Stateless runtime support

What are the challenges that we are trying to solve?
What ideas do we have for how to address these challenges?
How do these ideas break down into…
1. Already existing OCI specs?
2. A new project (CNCF or OCI)
Questions?
What pre-existing work or software can support these ideas?
Relevant OCI Issues

What are the challenges that we are trying to solve?

The spec assumes (but does not state) that the container implementation tracks containers somehow and has a notion of containers as persistent entities beyond their process lifetime.

However, because a valid view of containers is that they are simply processes with their own view of certain kernel processes, it’s possible and legitimate to create a runtime (like Charliecloud) that sets up a container and then replaces itself with the containerized user process, with no further tracking. Notably:

This user process can spawn children and even re-parented daemons, just like any other UNIX process. That is, knowing its PID does not let you find all the processes in the namespace or even whether the namespace has any processes in it.
Namespaces also have IDs. This ID cannot be used to directly access the namespace, but it can be used to check if a given process is in a given namespace (via symlinks in /proc/$PID/ns). So in principle one could test container emptiness via an exhaustive search of /proc. I do not know if this is reliable, and it’s a lot of stat(2) calls.

(Details and subtleties on how containers work, related to this, in Minimizing privilege for building HPC containers, by Priedhorsky, Canon, Randles and Younge.)

What ideas do we have for how to address these challenges?
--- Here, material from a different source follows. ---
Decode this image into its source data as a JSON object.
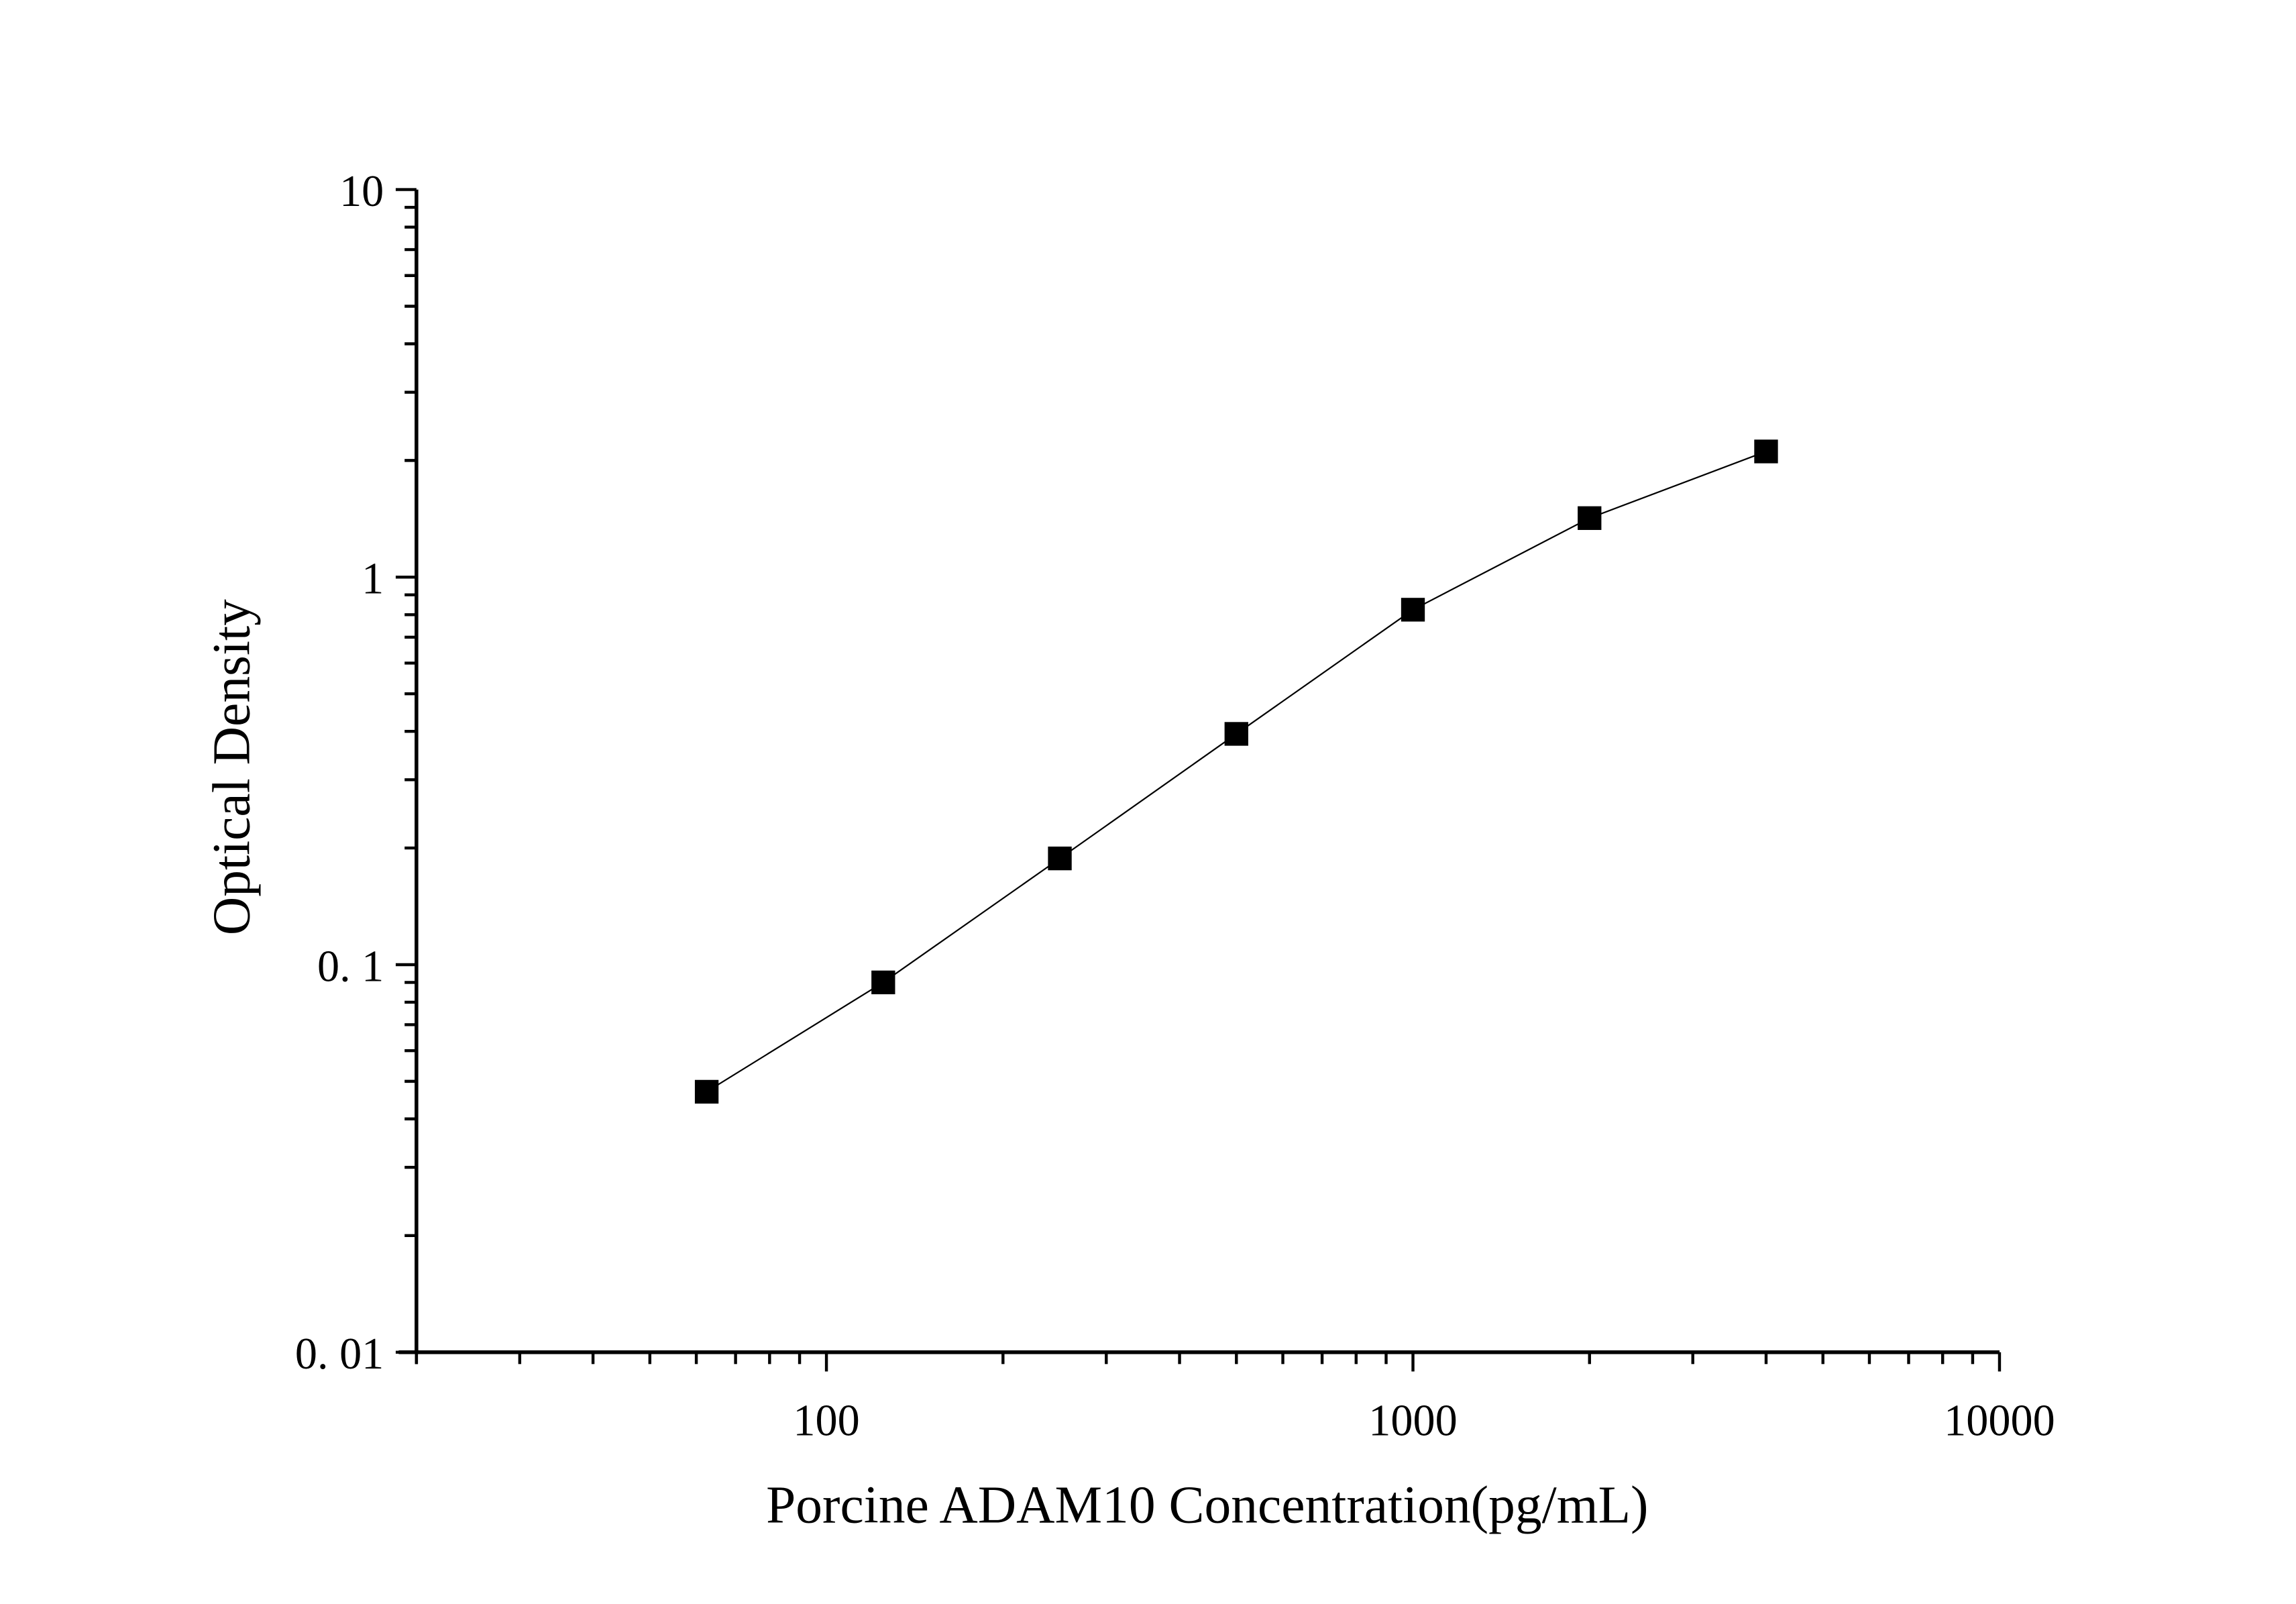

Brainstorming (this needs more thinking & feedback):

At least one of:
- Allow the runtime to reassign container IDs. This could be the user process PID / namespace ID (though see caveats above), or perhaps the bundle path.
- Provide the bundle path on every lifecycle command (currently it only comes with create).
Let the runtime store things in the bundle directory.
Let create be a no-op, with the prestart, createRuntime, and createContainer hooks invoked during start. (Currently the spec requires implementations to have a pause after create waiting for start, which isn’t needed and Charliecloud does not.)
Let kill be a no-op, because the runtime might not know which processes to kill.
Let delete (and the poststop hooks) be a no-op, because the runtime might not know what processes are in the container.
Allow a status unknown for runtimes that don’t track containers.
Don’t assume anything about the process structure of the runtime, including whether any runtime process will be persistent or available. For example, ch-run-oci(1) keeps a process that literally does nothing so that it can return the process ID to Buildah, which checks that the process is running.

How do these ideas break down into…

Already existing OCI specs?

A new project (CNCF or OCI)

Questions?

What pre-existing work or software can support these ideas?

Kludges to make Charliecloud’s ch-run(1) work as an OCI runtime for Buildah can be examined in the ch-run-oci(1) source code, documentation, and implementation notes.